В комнату вошел высокий старик с, длинными седыми волосами, одетый в одни лишь трусы с подозрительными желтыми пятнами на них. Его локти и колени выглядели почему-то слишком большими для этого тощего тела, словно узлы на сучьях огромных деревьев. Грудь его также покрывали курчавые седые волосы, а на щеках виднелась щетина. Если бы он не был сгорблен, то был бы примерно моего роста. От старика исходил неприятный кисловатый запах. У него были ясные глаза, немного напоминавшие обезьяньи.
– А где Грант? – прогромыхал старик. – Я слышал, как ты говоришь с ним. – Глаза Алана остановились на мне, и лицо его вдруг закрылось, словно раковина моллюска. – Кто это? Он пришел от Эйприл?
– Нет, Алан. Это мой друг, Тим Андерхилл. А Эйприл нет в городе.

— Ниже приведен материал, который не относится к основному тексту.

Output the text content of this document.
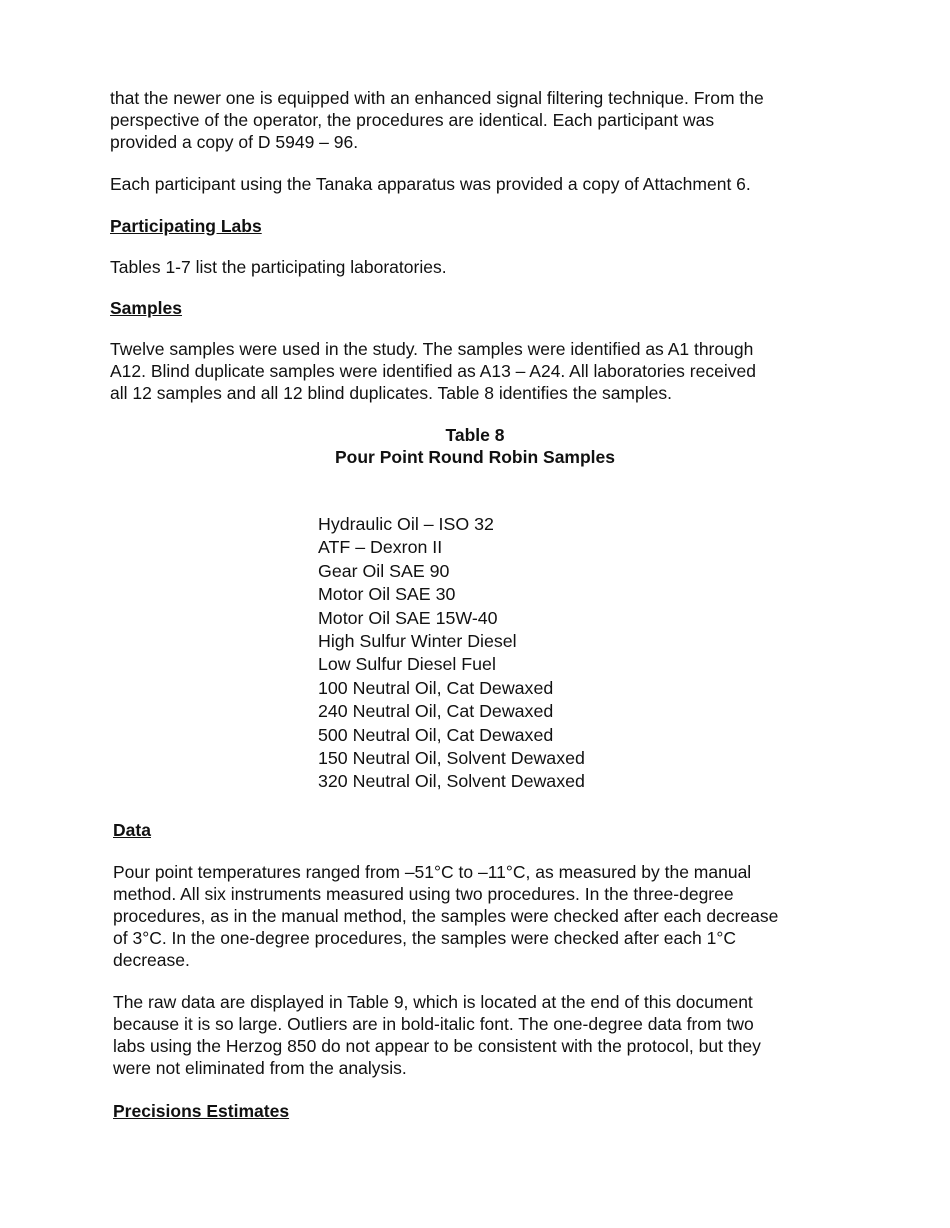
that the newer one is equipped with an enhanced signal filtering technique. From the
perspective of the operator, the procedures are identical. Each participant was
provided a copy of D 5949 – 96.

Each participant using the Tanaka apparatus was provided a copy of Attachment 6.

Participating Labs

Tables 1-7 list the participating laboratories.

Samples

Twelve samples were used in the study. The samples were identified as A1 through
A12. Blind duplicate samples were identified as A13 – A24. All laboratories received
all 12 samples and all 12 blind duplicates. Table 8 identifies the samples.

Table 8
Pour Point Round Robin Samples
Hydraulic Oil – ISO 32
ATF – Dexron II
Gear Oil SAE 90
Motor Oil SAE 30
Motor Oil SAE 15W-40
High Sulfur Winter Diesel
Low Sulfur Diesel Fuel
100 Neutral Oil, Cat Dewaxed
240 Neutral Oil, Cat Dewaxed
500 Neutral Oil, Cat Dewaxed
150 Neutral Oil, Solvent Dewaxed
320 Neutral Oil, Solvent Dewaxed

Data

Pour point temperatures ranged from –51°C to –11°C, as measured by the manual
method. All six instruments measured using two procedures. In the three-degree
procedures, as in the manual method, the samples were checked after each decrease
of 3°C. In the one-degree procedures, the samples were checked after each 1°C
decrease.

The raw data are displayed in Table 9, which is located at the end of this document
because it is so large. Outliers are in bold-italic font. The one-degree data from two
labs using the Herzog 850 do not appear to be consistent with the protocol, but they
were not eliminated from the analysis.

Precisions Estimates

– Но это же просто смешно! – теперь на Рэнсома скалилась злобная физиономия разъяренного шимпанзе. – Эйприл сказала бы мне, если бы собралась уезжать из города. А ты разве говорил мне раньше, что она уехала?
– Несколько раз.
Старик подошел к нам на своих узловатых птичьих ножках. Волосы словно плыли за его головой.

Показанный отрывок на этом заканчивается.